I giorni successivi sono i più duri del tour. Il terreno è collinare e spesso molto umido. Attraversare paludi con un bagaglio così pesante è una sfida quasi disumana. Quando ti arrampichi su ciuffi di carice all'altezza del ginocchio, si piegano e spesso scivoli all'indietro. Entra nelle cavità tra di loro e sprofondi fino alle ginocchia in una palude. A volte ci vuole un'ora per percorrere qualche centinaio di metri. Infine, raggiungiamo il fiume Ketanda dall'altra parte dello spartiacque, dove ci aspettano larici giallo oro sulle sponde del fiume. Osserviamo le aquile di mare, gabbiani, falchi pescatori e orsi bruni. La vita animale qui è molto più varia che allo Yudoma, grazie al salmone Coho, nuoto controcorrente dal mare di Okhotsk – ricco nutrimento per gli animali della terra e dell'aria.
Ci alziamo presto e remiamo fino all'alba, coprendo una distanza sorprendente rispetto alle nostre lotte precedenti. La media giornaliera è di 55 km. Alla confluenza del Ketanda con l'Urak, ci troviamo improvvisamente su un fiume davvero grande, ramificandosi in un letto di ghiaia largo chilometri. Possiamo già sentire l'odore del mare con il vento contrario. Come ultima sfida del viaggio, padroneggiamo un rapido tratto di acque bianche di classe da III a IV, deliziando l'acqua in aumento e gli spruzzi di schiuma. Poi divoriamo altri chilometri a colpi di pagaia sempre più lenti e sfiniti.

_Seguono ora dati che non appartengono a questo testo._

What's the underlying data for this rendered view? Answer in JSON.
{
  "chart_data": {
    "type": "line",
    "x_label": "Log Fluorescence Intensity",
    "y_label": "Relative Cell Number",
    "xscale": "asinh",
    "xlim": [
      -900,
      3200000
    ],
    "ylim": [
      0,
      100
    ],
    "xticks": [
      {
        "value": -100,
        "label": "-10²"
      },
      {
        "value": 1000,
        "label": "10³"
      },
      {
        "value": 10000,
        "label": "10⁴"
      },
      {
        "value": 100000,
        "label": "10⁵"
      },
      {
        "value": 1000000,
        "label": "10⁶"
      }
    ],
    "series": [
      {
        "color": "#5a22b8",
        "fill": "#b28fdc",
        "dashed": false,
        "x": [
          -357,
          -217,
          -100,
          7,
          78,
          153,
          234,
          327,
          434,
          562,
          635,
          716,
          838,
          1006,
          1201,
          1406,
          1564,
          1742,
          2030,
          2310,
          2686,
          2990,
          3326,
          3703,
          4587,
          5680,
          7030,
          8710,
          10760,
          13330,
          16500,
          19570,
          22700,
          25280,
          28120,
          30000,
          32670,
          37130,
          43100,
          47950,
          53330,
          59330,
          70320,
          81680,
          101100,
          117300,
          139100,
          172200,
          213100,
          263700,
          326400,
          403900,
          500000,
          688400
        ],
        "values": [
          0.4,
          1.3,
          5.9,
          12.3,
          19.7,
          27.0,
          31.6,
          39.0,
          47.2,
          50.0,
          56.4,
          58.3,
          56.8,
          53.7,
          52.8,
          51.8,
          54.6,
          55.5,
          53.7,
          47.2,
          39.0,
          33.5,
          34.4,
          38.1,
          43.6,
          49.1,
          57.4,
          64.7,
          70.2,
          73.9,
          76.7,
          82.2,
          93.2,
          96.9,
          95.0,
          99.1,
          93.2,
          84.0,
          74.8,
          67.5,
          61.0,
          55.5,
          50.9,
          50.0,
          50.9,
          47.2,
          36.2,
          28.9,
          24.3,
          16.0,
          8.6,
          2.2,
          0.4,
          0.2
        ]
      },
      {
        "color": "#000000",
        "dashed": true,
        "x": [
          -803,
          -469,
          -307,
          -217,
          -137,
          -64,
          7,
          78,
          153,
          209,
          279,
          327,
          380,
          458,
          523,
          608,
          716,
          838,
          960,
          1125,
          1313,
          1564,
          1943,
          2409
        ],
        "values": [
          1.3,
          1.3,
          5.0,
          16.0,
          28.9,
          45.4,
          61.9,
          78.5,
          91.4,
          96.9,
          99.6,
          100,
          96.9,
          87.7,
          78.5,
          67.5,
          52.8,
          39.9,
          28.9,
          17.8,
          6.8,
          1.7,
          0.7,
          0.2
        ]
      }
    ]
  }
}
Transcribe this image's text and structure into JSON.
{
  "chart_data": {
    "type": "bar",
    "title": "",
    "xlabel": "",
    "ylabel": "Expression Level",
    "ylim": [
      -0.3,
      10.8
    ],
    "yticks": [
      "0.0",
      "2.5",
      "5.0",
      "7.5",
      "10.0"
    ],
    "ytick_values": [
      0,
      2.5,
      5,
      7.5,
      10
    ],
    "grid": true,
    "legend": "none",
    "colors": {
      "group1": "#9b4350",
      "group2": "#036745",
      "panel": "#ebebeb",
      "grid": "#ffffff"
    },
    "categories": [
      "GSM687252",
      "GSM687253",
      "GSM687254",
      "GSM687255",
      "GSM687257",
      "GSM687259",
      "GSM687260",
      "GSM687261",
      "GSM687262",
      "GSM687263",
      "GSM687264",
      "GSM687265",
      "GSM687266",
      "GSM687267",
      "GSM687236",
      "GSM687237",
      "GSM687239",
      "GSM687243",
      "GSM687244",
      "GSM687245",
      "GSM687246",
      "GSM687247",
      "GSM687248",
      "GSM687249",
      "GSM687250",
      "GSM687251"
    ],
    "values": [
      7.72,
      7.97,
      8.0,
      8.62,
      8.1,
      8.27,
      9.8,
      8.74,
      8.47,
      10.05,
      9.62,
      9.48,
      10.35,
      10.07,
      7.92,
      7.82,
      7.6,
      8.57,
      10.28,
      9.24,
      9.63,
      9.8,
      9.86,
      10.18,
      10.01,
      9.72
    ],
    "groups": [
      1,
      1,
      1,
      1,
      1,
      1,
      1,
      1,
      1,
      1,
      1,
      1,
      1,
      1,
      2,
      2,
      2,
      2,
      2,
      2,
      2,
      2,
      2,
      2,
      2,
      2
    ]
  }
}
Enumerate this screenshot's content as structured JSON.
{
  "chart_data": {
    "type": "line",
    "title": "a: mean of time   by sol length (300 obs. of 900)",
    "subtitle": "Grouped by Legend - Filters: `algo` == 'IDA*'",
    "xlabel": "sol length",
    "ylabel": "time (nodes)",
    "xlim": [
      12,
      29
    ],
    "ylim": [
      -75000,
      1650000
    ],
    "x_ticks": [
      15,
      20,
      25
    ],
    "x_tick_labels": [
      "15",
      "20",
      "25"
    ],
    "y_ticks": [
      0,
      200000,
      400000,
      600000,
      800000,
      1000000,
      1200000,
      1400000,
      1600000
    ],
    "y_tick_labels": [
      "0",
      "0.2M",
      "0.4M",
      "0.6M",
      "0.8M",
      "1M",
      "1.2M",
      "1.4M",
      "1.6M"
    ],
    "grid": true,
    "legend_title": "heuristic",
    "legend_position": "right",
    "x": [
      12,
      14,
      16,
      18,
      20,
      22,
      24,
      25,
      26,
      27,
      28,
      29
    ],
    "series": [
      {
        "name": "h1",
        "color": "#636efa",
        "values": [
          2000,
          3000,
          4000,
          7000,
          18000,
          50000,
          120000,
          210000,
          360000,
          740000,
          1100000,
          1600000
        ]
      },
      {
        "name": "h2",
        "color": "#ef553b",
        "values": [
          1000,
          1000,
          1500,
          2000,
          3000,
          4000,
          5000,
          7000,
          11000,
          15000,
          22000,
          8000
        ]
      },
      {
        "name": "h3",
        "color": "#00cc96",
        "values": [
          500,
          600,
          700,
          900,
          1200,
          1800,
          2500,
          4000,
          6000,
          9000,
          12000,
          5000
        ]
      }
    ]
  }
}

Giusto in tempo la sera prima dei nostri voli di ritorno, raggiungiamo la baia salmastra alla foce dell'Urak in mare. Un'ondata di felicità ci travolge. In totale, nelle ultime quattro settimane, abbiamo percorso 500 km sull'acqua e 250 km a piedi sui terreni più difficili. Per caso, un fuoristrada si ferma sulla spiaggia e un simpatico uomo russo organizza per noi il trasporto nella città di Okhotsk – a 40 km di distanza – compreso un attraversamento del fiume Okhota con un motoscafo.
Dopo essere arrivato qui, Vitus Bering avrebbe costruito una barca oceanica con la sua squadra per salpare verso la Kamchatka per passare l'inverno. Nell'estate successiva, ha viaggiato ulteriormente in Alaska - attraverso il mare di Bering, poi intitolato a lui. Così, mentre prendevamo il comodo volo di ritorno a casa, per i precedenti esploratori la vera avventura era appena iniziata.